A civil partnership can be entered into only by same sex couples. A civil partnership is different from marriage in numerous ways (in addition to the fact that the parties have to be of the same sex) the most striking being that a civil partnership is registered by the signing of a document, no words are spoken and the formation is entirely a civil event, no ceremony is required. Civil partnerships are recorded in an electronic register (a paper certificate can be obtained) rather than just a paper certificate and hard copy register as with marriage. Additionally both parents of both parties are included in the record whereas with marriage, the certificate purely records the name of the father of each party.
The rules relating to annulment and divorce/dissolution also differ between marriage and a civil partnership.
Many same sex couples feel that marriage does not suit their circumstances and wish to enter into a civil partnership. However, this is not currently possible and Ms Steinfield and Mr. Keidan wanted permission to challenge that.
The Court of Appeal decided that the inability of a same sex couple to enter into a civil partnership was a potential breach of human rights. The Judges felt that they should not, however, make any declaration of incompatibility with the human rights of Ms. Steinfield and Mr. Keidan. The Judges however had different reasons as to why such a declaration should not be made. Two of the three Judges felt that the difference that exists between same sex and opposite sex couples could be justified by the Secretary of States’s policy of “wait and see”. This enables the Secretary of State more time to properly assess the situation following the introduction of same sex marriage and to decide on the best way forward as a matter of social policy.

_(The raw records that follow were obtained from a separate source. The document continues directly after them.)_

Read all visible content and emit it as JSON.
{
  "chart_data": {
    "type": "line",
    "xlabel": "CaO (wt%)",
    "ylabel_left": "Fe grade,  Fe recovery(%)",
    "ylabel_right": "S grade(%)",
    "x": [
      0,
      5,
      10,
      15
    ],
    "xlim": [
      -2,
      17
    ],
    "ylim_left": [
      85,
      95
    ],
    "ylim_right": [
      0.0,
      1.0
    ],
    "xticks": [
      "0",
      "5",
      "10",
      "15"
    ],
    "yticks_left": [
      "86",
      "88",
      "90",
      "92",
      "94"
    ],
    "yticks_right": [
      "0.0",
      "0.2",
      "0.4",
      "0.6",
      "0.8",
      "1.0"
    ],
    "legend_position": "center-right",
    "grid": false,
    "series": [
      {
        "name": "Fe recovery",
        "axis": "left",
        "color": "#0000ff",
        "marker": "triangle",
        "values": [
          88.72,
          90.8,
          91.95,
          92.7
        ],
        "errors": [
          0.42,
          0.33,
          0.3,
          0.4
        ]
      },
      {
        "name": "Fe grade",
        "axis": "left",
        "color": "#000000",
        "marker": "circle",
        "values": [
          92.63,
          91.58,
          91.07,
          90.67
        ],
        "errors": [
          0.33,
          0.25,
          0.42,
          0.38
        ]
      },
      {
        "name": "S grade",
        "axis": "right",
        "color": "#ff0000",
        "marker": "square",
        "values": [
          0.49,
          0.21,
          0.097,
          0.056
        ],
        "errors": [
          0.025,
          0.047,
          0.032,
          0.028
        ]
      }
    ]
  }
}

The third Judge, Lady Arden felt that the potential breach of the human rights of Ms. Steinfield and Mr. Keidan was not justified by the “wait and see” policy and although the Secretary of State was able to reformulate the policy the current policy was “open-ended in time”. In essence Lady Arden stated that her overall conclusion was that Ms. Steinfield and Mr. Keidan were right.
One important issue is that a cohabiting same sex couple have no additional rights as result of the judgment. An even more important point to note is that a cohabiting couple, whether of the same or opposite sex, must consider what would happen to their estates if one or both of them were to die.
The judges referred to the rise in numbers of cohabiting couples. The intestacy rules, which apply when someone dies without a Will do not include partners and, instead, provide that if you are not married, your estate be distributed between your blood relatives in a particular order. There is no such thing as a common law spouse.
I strongly advise that any person who lives with their partner, either in a same or opposite sex relationship, makes a Will and plans for any inheritance tax liability that may arise upon their death. Pensions and life policies also need to be considered. If this is not done, massive problems could be caused for the surviving partner who has no right to inherit from the deceased at a time when they could really do without them.